DOES A TOWN START?
First, there's a house where people live. Then another house . . . and another . . . and another . . . Finally, there are so many that someone builds a store. And now the people can buy things without having to bring them in from far away.
But that's not always how a town starts. Sometimes the store comes first. This is a story about one that did. It's a story that starts with the words "Once upon a time. . ." But It is a true story. A story that has happened in many places all over the world.
Once upon a time some men in a boat came up river to explore wild country. The men were traders. They wanted to trade or sell things to the people in the wild country and buy things from them. The people who lived there could have been almost anybody, but these were Native Americans.
Day and night, day and night, the men in the boat kept moving up the river. Finally, they came to a place where another big river emptied into their river.
"Look," the leader said, "here where the two rivers meet is a good place to build our store. Plenty of trees that we can cut down to make our buildings. Land's high enough that we can fight off any enemies that attack. And the Native Americans can come to us from both rivers to sell things to us and to buy what we have to sell to them."
The men landed and cut down trees and built a log store, or trading post. They built some log houses to live in. And they built a strong fence around everything so that they would be safer if Native Americans attacked.
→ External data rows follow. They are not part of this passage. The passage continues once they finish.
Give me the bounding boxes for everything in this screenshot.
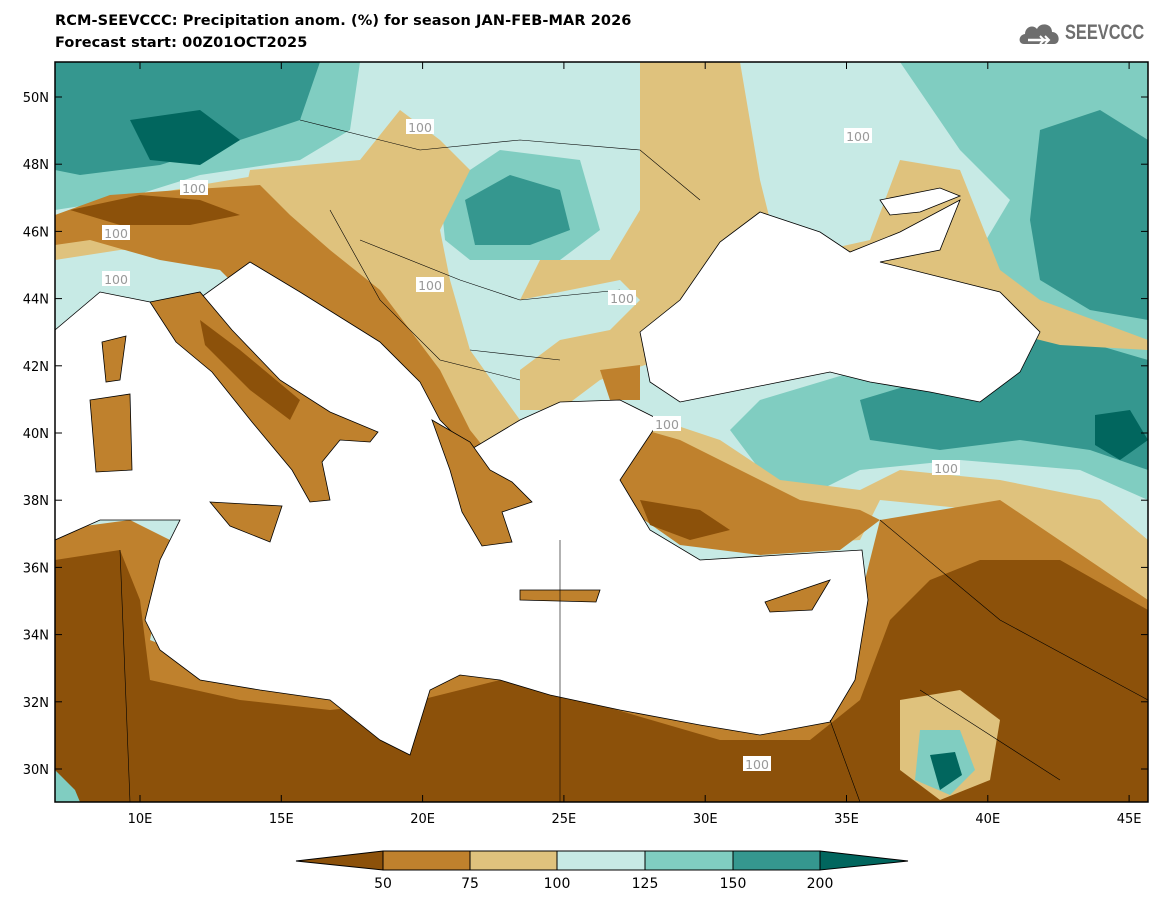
lat-label: 50N xyxy=(23,91,49,106)
lon-label: 20E xyxy=(410,812,435,827)
map-frame xyxy=(54,61,1149,803)
colorbar-label: 200 xyxy=(807,876,834,892)
lat-label: 38N xyxy=(23,494,49,509)
field-150-200 xyxy=(465,175,570,245)
contour-label: 100 xyxy=(934,461,958,476)
field-75-100 xyxy=(600,400,1148,620)
contour-label-bg xyxy=(653,416,681,431)
italy-dry-core xyxy=(200,320,300,420)
greece-land xyxy=(431,419,533,547)
field-lt50 xyxy=(70,195,240,225)
lon-label: 15E xyxy=(269,812,294,827)
lat-label: 40N xyxy=(23,427,49,442)
contour-label-bg xyxy=(102,271,130,286)
colorbar-box xyxy=(644,850,734,871)
contour-label-bg xyxy=(844,128,872,143)
field-125-150 xyxy=(55,770,80,802)
colorbar-box xyxy=(382,850,471,871)
contour-label-bg xyxy=(406,119,434,134)
field-lt50 xyxy=(55,550,1148,802)
lat-label: 36N xyxy=(23,561,49,576)
axes: 50N 48N 46N 44N 42N 40N 38N 36N 34N 32N 30N 10E 15E 2… xyxy=(23,62,1148,827)
chart-title: RCM-SEEVCCC: Precipitation anom. (%) for… xyxy=(55,13,632,29)
lon-label: 30E xyxy=(693,812,718,827)
contour-label: 100 xyxy=(104,226,128,241)
lat-label: 44N xyxy=(23,293,49,308)
forecast-start: Forecast start: 00Z01OCT2025 xyxy=(55,35,308,51)
colorbar-gt200 xyxy=(819,850,909,871)
contour-label: 100 xyxy=(655,417,679,432)
lat-label: 30N xyxy=(23,763,49,778)
colorbar-label: 150 xyxy=(720,876,747,892)
map-area: 100 100 100 100 100 100 100 100 100 100 xyxy=(55,62,1148,802)
field-gt200 xyxy=(930,752,962,790)
seevccc-logo: SEEVCCC xyxy=(1018,20,1165,46)
lat-label: 34N xyxy=(23,629,49,644)
corsica-land xyxy=(101,335,127,383)
lon-label: 10E xyxy=(128,812,153,827)
contour-label: 100 xyxy=(104,272,128,287)
contour-label: 100 xyxy=(408,120,432,135)
colorbar-lt50 xyxy=(295,850,384,871)
sicily-land xyxy=(209,501,283,543)
contour-label: 100 xyxy=(182,181,206,196)
contour-label: 100 xyxy=(745,757,769,772)
logo-text: SEEVCCC xyxy=(1065,21,1145,44)
cloud-icon xyxy=(1019,24,1059,45)
colorbar-label: 50 xyxy=(374,876,392,892)
colorbar-label: 125 xyxy=(632,876,659,892)
lon-label: 40E xyxy=(975,812,1000,827)
lat-label: 46N xyxy=(23,225,49,240)
colorbar-box xyxy=(556,850,646,871)
contour-label-bg xyxy=(416,277,444,292)
field-gt200 xyxy=(1095,410,1148,460)
lon-label: 25E xyxy=(552,812,577,827)
field-50-75 xyxy=(600,365,640,400)
colorbar-label: 75 xyxy=(461,876,479,892)
field-150-200 xyxy=(860,330,1148,470)
lat-label: 42N xyxy=(23,360,49,375)
colorbar: 50 75 100 125 150 200 xyxy=(295,850,909,892)
contour-label-bg xyxy=(743,756,771,771)
sea-of-azov xyxy=(879,187,962,216)
lat-label: 32N xyxy=(23,696,49,711)
colorbar-box xyxy=(732,850,821,871)
field-gt200 xyxy=(130,110,240,165)
contour-label-bg xyxy=(608,290,636,305)
map-border-lines xyxy=(119,119,1148,802)
lat-label: 48N xyxy=(23,158,49,173)
colorbar-label: 100 xyxy=(544,876,571,892)
lon-label: 35E xyxy=(834,812,859,827)
sardinia-land xyxy=(89,393,133,473)
cyprus-land xyxy=(764,579,831,613)
black-sea xyxy=(639,199,1041,403)
contour-label: 100 xyxy=(846,129,870,144)
field-lt50 xyxy=(640,500,730,540)
field-150-200 xyxy=(1030,110,1148,320)
contour-label: 100 xyxy=(610,291,634,306)
contour-label: 100 xyxy=(418,278,442,293)
lon-label: 45E xyxy=(1117,812,1142,827)
contour-label-bg xyxy=(932,460,960,475)
contour-label-bg xyxy=(102,225,130,240)
contour-label-bg xyxy=(180,180,208,195)
contour-labels: 100 100 100 100 100 100 100 100 100 100 xyxy=(102,119,960,772)
colorbar-box xyxy=(469,850,558,871)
Some traders cheated the Native Americans. This made the Native Americans so angry that they sometimes attacked the traders with bows and arrows and tried to make them go away.
But let's say these traders didn't cheat the Native Americans. So the Native Americans brought valuable furs to the trading post and traded them for guns and bullets, animal traps, and blankets and food. The men at the trading post sent the furs down-river to the big cities by the ocean and brought back more and more things to trade with the Native Americans for more and more furs--fox, coon, squirrel, skunk, bear, and especially beaver.
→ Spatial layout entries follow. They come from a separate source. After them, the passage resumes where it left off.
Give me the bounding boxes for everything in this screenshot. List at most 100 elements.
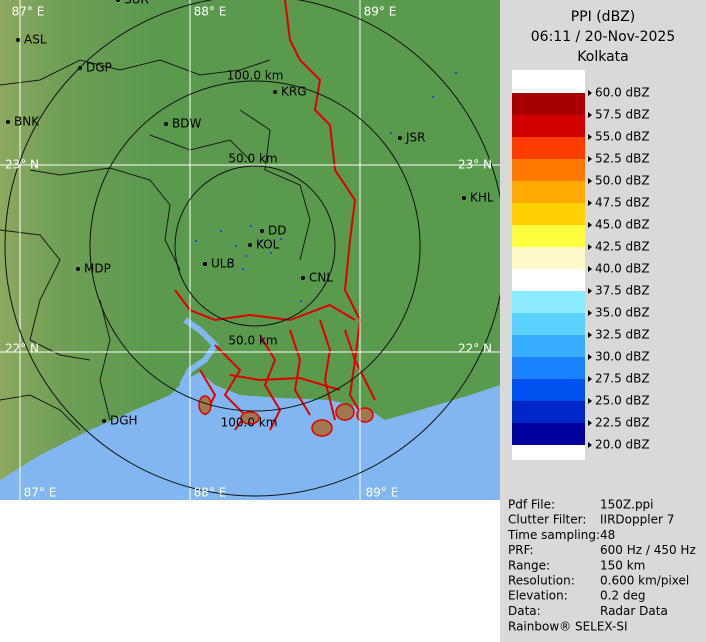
graticule-label: 87° E — [24, 486, 57, 500]
legend-tick — [588, 90, 592, 96]
legend-label: 55.0 dBZ — [595, 130, 650, 144]
legend-swatch — [512, 93, 585, 115]
info-value: 48 — [600, 528, 615, 542]
legend-tick — [588, 354, 592, 360]
legend-label: 32.5 dBZ — [595, 328, 650, 342]
legend: 60.0 dBZ 57.5 dBZ 55.0 dBZ 52.5 dBZ 50.0 dBZ… — [512, 86, 650, 452]
graticule-label: 89° E — [364, 5, 397, 19]
legend-tick — [588, 420, 592, 426]
graticule-label: 87° E — [12, 5, 45, 19]
legend-label: 20.0 dBZ — [595, 438, 650, 452]
legend-tick — [588, 178, 592, 184]
info-value: 150Z.ppi — [600, 498, 654, 512]
range-label: 50.0 km — [228, 334, 277, 348]
site: Kolkata — [577, 49, 628, 65]
map-labels: 87° E 88° E 89° E 87° E 88° E 89° E 23° N 23° N… — [5, 0, 494, 500]
place-dot — [78, 66, 82, 70]
legend-label: 40.0 dBZ — [595, 262, 650, 276]
place-label: SUR — [124, 0, 149, 7]
info-value: 0.600 km/pixel — [600, 574, 689, 588]
info-label: Range: — [508, 558, 550, 572]
place-label: MDP — [84, 262, 111, 276]
place-label: KRG — [281, 85, 307, 99]
place-dot — [116, 0, 120, 2]
legend-swatch — [512, 423, 585, 445]
place-dot — [248, 243, 252, 247]
legend-swatch — [512, 335, 585, 357]
place-dot — [102, 419, 106, 423]
legend-tick — [588, 112, 592, 118]
place-dot — [6, 120, 10, 124]
info-label: Pdf File: — [508, 498, 555, 512]
map: 87° E 88° E 89° E 87° E 88° E 89° E 23° N 23° N… — [0, 0, 500, 500]
legend-swatch — [512, 401, 585, 423]
range-label: 100.0 km — [227, 69, 284, 83]
graticule-label: 88° E — [194, 5, 227, 19]
legend-label: 52.5 dBZ — [595, 152, 650, 166]
info: Pdf File: 150Z.ppi Clutter Filter: IIRDoppl… — [507, 498, 696, 634]
info-label: PRF: — [508, 543, 534, 557]
place-label: DD — [268, 224, 286, 238]
place-dot — [260, 229, 264, 233]
place-dot — [462, 196, 466, 200]
place-dot — [76, 267, 80, 271]
info-label: Clutter Filter: — [508, 513, 586, 527]
place-label: DGP — [86, 61, 112, 75]
legend-swatch — [512, 313, 585, 335]
legend-tick — [588, 442, 592, 448]
sea — [0, 372, 500, 500]
legend-swatch — [512, 181, 585, 203]
echoes — [195, 72, 457, 302]
legend-tick — [588, 200, 592, 206]
legend-swatch — [512, 225, 585, 247]
legend-tick — [588, 310, 592, 316]
legend-tick — [588, 332, 592, 338]
legend-tick — [588, 266, 592, 272]
legend-label: 27.5 dBZ — [595, 372, 650, 386]
legend-swatch — [512, 203, 585, 225]
range-label: 100.0 km — [221, 416, 278, 430]
graticule-label: 22° N — [458, 342, 492, 356]
legend-swatch — [512, 269, 585, 291]
info-value: 150 km — [600, 558, 645, 572]
district-borders — [0, 59, 311, 431]
place-label: ASL — [24, 33, 47, 47]
legend-swatch — [512, 247, 585, 269]
legend-swatch — [512, 159, 585, 181]
legend-tick — [588, 156, 592, 162]
graticule — [0, 0, 500, 500]
legend-swatch — [512, 291, 585, 313]
place-label: BNK — [14, 115, 40, 129]
place-dot — [273, 90, 277, 94]
legend-label: 22.5 dBZ — [595, 416, 650, 430]
legend-tick — [588, 376, 592, 382]
place-label: ULB — [211, 257, 235, 271]
place-dot — [398, 136, 402, 140]
place-label: JSR — [405, 131, 426, 145]
graticule-label: 89° E — [366, 486, 399, 500]
legend-label: 37.5 dBZ — [595, 284, 650, 298]
place-dot — [164, 122, 168, 126]
place-label: CNL — [309, 271, 333, 285]
legend-label: 25.0 dBZ — [595, 394, 650, 408]
place-label: KOL — [256, 238, 280, 252]
info-value: 0.2 deg — [600, 589, 646, 603]
legend-swatch — [512, 137, 585, 159]
graticule-label: 88° E — [194, 486, 227, 500]
header: PPI (dBZ) 06:11 / 20-Nov-2025 Kolkata — [531, 9, 675, 65]
graticule-label: 23° N — [5, 158, 39, 172]
legend-tick — [588, 398, 592, 404]
legend-label: 42.5 dBZ — [595, 240, 650, 254]
legend-swatch — [512, 379, 585, 401]
info-label: Time sampling: — [507, 528, 600, 542]
islands — [198, 395, 374, 437]
legend-label: 35.0 dBZ — [595, 306, 650, 320]
range-label: 50.0 km — [228, 152, 277, 166]
graticule-label: 22° N — [5, 342, 39, 356]
timestamp: 06:11 / 20-Nov-2025 — [531, 29, 675, 45]
place-label: KHL — [470, 191, 494, 205]
graticule-label: 23° N — [458, 158, 492, 172]
legend-tick — [588, 222, 592, 228]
One day a man came and built a mill by the river to grind wheat and corn. Now the people who lived there could have fresh flour and cornmeal. Another man came who knew how to make leather from animal skins, and shoes for people and harnesses for horses. Another man came who knew how to fix broken guns and even make new ones. He also knew how to put iron shoes on horses. Someone else came who knew how to weave cloth and make clothes for people. And all the time, more people were coming and cutting down trees and starting gardens and farms.
Finally, there were enough people there at the place where the rivers met that they built a school, a church, and a post office . . . and later a man built a bank.
More and more boats were traveling on the river now; even steamboats. Finally, a road was built through the woods all the way from the ocean to that town where the rivers met. Now big wagons came rolling, loaded with things for people to buy, and loaded with people who wanted to stay and live in that new country, which wasn't so wild anymore.
Railroad tracks were built and travelers started coming to the town where the rivers met. This made it easy for settlers to receive supplies and to travel.
The place was picked too, because the soil was so good for growing crops. The Cache La Poudre nearby would furnish irrigation water. Logs for making lumber could be floated down from the mountains.
The town is still there today, only now it is full of automobiles and buildings. The town is called Greeley.